Ни сидение с детьми, ни торговля сахаром, ни тем паче мукой не говорили Тео решительно ничего о том, как можно было отказаться от собственного ребёнка, отправив того в дом призрения.
Впрочем, думать об этом было особо некогда: обязанностей у него хватало. А ещё надо было учиться! Тео хоть и потерял память, впитывал новые знания как губка, посещая все немногочисленные занятия, преподаваемые в обители. Вела их сама преподобная мать Стефания. Её уроки состояли в основном из богословия, небольшого количества чтения и грамматики, необходимых для выучивания молитв, счета, чтобы дети могли — буде у них чем — расплатиться на рынке за еду, и описания небесных кар для тех, кто не выполняет самостоятельных заданий, регулярно выдаваемых преподобной матерью. Тео изредка задумывался, что, если бы эти кары работали, от Висдольфо давным-давно не осталось бы и кучки пепла. Тот все занятия игнорировал, предпочитая вместо этого улизнуть в кабак.
Мать Стефания периодически пыталась лично образумить блудных учеников, когда совсем отчаивалась дождаться божественного вмешательства.
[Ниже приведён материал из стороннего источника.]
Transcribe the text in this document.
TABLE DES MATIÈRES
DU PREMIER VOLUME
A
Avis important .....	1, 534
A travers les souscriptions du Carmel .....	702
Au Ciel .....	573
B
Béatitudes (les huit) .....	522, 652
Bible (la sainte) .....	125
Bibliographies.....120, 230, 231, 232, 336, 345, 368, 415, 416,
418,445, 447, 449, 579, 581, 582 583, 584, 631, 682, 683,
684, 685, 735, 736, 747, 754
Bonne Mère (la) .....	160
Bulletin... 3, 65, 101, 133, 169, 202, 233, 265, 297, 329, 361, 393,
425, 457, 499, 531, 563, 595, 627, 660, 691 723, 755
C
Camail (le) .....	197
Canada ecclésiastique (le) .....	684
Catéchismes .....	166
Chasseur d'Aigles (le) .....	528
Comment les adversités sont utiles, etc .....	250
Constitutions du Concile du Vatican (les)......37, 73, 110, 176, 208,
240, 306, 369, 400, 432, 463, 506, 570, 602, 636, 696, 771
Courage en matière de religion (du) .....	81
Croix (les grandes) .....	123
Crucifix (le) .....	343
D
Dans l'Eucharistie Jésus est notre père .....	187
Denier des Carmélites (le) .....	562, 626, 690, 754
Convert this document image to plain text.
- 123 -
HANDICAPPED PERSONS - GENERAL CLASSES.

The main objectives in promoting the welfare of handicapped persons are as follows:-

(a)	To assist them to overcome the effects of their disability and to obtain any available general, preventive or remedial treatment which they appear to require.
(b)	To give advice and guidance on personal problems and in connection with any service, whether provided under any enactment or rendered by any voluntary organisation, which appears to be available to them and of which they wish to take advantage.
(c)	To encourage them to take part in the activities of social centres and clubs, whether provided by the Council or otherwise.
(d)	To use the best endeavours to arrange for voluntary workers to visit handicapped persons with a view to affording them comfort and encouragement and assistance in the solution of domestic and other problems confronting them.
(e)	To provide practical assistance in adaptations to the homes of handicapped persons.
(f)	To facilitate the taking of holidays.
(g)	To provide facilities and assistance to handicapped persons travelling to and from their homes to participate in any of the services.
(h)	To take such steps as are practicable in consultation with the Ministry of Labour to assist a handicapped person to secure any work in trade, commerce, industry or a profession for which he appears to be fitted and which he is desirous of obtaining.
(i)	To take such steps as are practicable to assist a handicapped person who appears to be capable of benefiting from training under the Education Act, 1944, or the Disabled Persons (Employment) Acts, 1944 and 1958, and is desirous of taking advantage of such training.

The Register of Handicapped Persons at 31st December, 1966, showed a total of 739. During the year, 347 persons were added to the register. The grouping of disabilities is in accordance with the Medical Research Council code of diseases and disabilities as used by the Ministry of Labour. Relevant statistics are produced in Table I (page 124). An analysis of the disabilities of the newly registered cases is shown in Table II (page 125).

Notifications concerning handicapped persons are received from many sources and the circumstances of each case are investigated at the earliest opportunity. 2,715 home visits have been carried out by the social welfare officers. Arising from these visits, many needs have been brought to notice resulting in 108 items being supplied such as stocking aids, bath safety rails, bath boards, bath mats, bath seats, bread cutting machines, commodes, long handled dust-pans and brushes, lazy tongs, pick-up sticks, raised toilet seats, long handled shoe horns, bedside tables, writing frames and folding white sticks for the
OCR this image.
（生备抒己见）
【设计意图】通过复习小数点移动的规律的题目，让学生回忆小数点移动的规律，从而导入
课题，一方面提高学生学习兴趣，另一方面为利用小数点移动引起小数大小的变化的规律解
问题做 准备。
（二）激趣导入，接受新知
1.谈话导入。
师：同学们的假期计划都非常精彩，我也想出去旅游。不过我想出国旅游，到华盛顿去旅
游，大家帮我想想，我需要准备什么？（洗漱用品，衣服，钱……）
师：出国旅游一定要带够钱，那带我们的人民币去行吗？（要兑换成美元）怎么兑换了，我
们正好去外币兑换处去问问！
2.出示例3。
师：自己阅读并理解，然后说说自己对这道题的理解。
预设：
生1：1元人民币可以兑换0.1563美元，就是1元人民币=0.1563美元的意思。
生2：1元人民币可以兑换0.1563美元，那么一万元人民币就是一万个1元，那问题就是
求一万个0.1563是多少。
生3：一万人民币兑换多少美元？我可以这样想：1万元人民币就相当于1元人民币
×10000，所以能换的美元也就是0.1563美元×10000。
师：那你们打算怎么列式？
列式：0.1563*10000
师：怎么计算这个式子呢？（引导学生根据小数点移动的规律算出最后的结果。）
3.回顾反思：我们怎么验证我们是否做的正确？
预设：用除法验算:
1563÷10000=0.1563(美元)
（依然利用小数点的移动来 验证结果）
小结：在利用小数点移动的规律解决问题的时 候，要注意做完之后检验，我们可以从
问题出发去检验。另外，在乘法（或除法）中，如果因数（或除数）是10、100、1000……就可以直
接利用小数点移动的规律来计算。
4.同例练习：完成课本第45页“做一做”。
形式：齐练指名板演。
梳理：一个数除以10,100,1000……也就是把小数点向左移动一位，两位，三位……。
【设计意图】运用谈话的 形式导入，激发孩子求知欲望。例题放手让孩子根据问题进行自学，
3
В ход шли оплеухи, подзатыльники и лёгкая бамбуковая трость, на которую настоятельница в остальное время опиралась при ходьбе. Самой ей на вид можно было дать лет пятьдесят, но, как хихикали Тео и Селия, на этот возраст матушка Стефания могла выглядеть последние лет триста. Многие жители приюта, особенно дети, всерьёз опасались тяжёлой руки настоятельницы, на дух не переносившей глупых вопросов, воровства, праздности и излишнего веселья, которое, по её мнению, никак не могло проистекать из помыслов о боге.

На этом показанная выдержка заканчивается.